A la recherche du Sanzio

A la recherche du Sanzio

INTRODUCTION

 

« Natura il fece e poi ruppe la stampa » (« La nature l’a fait puis a cassé le moule »)

 

Il s’agit d’un des génies qui, par le développement de ses facultés, n’a fait autre chose au monde qu’augmenter ses plaisirs et fournir de nouvelles distractions à nos misères ; génie sublime, et auxquels les vulgaires préfèreront les hommes qui se font un nom en faisant entre-battre quelques milliers de tristes soldats.

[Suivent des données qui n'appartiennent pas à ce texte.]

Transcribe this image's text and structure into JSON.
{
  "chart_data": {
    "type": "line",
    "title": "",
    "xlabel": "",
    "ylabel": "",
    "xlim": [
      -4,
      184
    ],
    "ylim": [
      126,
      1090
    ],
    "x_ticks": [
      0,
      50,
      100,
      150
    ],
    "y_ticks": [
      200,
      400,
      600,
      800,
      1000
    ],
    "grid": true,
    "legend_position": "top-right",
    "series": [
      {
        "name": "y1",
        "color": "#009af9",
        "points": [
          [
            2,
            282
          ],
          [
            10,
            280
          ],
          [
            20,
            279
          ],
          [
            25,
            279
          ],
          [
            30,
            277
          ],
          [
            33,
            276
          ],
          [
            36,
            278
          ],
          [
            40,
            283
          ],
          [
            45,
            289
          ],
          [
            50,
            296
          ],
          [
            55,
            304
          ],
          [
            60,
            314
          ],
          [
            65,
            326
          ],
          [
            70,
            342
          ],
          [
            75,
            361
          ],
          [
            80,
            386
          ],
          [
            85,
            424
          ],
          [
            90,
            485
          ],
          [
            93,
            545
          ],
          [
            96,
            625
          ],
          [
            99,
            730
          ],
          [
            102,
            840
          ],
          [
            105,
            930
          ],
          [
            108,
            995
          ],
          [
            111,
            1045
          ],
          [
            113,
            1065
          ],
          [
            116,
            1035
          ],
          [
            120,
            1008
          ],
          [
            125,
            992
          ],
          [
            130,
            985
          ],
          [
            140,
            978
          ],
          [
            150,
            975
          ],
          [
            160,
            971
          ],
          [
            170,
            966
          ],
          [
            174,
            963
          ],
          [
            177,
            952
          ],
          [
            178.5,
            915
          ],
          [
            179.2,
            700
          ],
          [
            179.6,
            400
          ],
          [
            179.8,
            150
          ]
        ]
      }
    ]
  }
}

Le parnasse pictural comptait déjà un grand nombre de peintres célèbres, quand, dans la ville d’Urbino, vint au monde le vendredi 28 mars 1483 Raffaello Santi. Sa vie fut simple, depuis l’adolescence jusqu’à sa fin précoce, à trente-sept ans seulement. Elle fut unie. Il marcha de triomphe en triomphe. Quant à son œuvre, en si peu de temps, elle fut d’une richesse incomparable et presque innombrable ; pas moins de cinquante Vierges et Saintes Familles, plus de dix tableaux consacrés à la vie du Christ, autant pour les Saints, vingt-cinq portraits, les fresques gigantesques des Stances au Vatican, les Loges, la Farnésine, les cartons pour les tapisseries des Actes des Apôtres, les mosaïques de la Chapelle Chigi constellées de planètes, les tableaux mythologiques ou allégoriques, les dessins multiples, enfin les travaux comme architecte et sculpteur.

Sûrement à cette époque, dans leurs rêveries les plus douces, les âmes les plus faites pour la peinture n’imaginaient guère une telle réunion de talents en un seul homme ; ses coloris gradués, si flatteurs pour l’œil, se fondant dans des compositions si parfaites. Aussi le deuil fut-il profond, et immense, quand il mourut à trente-sept ans, comme Mozart, de qui on l’a si souvent rapproché. Trente années plus tard, lorsque Vasari publiait ses biographies d’artistes, la douleur universelle de son décès ne s’était toujours pas estompée : « Bienheureuse ton âme, ô Raphaël ; le monde entier se prosterne devant tes œuvres ! Et la peinture, que n’est-elle descendue dans la tombe avec toi ! Lorsque tu fermas les yeux, pour elle aussi la lumière s’éteignit. C’est à nous maintenant d’imiter les modèles parfaits qu’il nous a laissés, et de conserver dans nos cœurs son souvenir gravé en traits ineffaçables ; car c’est par lui que nous avons vu l’art amené à cette perfection que nous n’osions espérer. »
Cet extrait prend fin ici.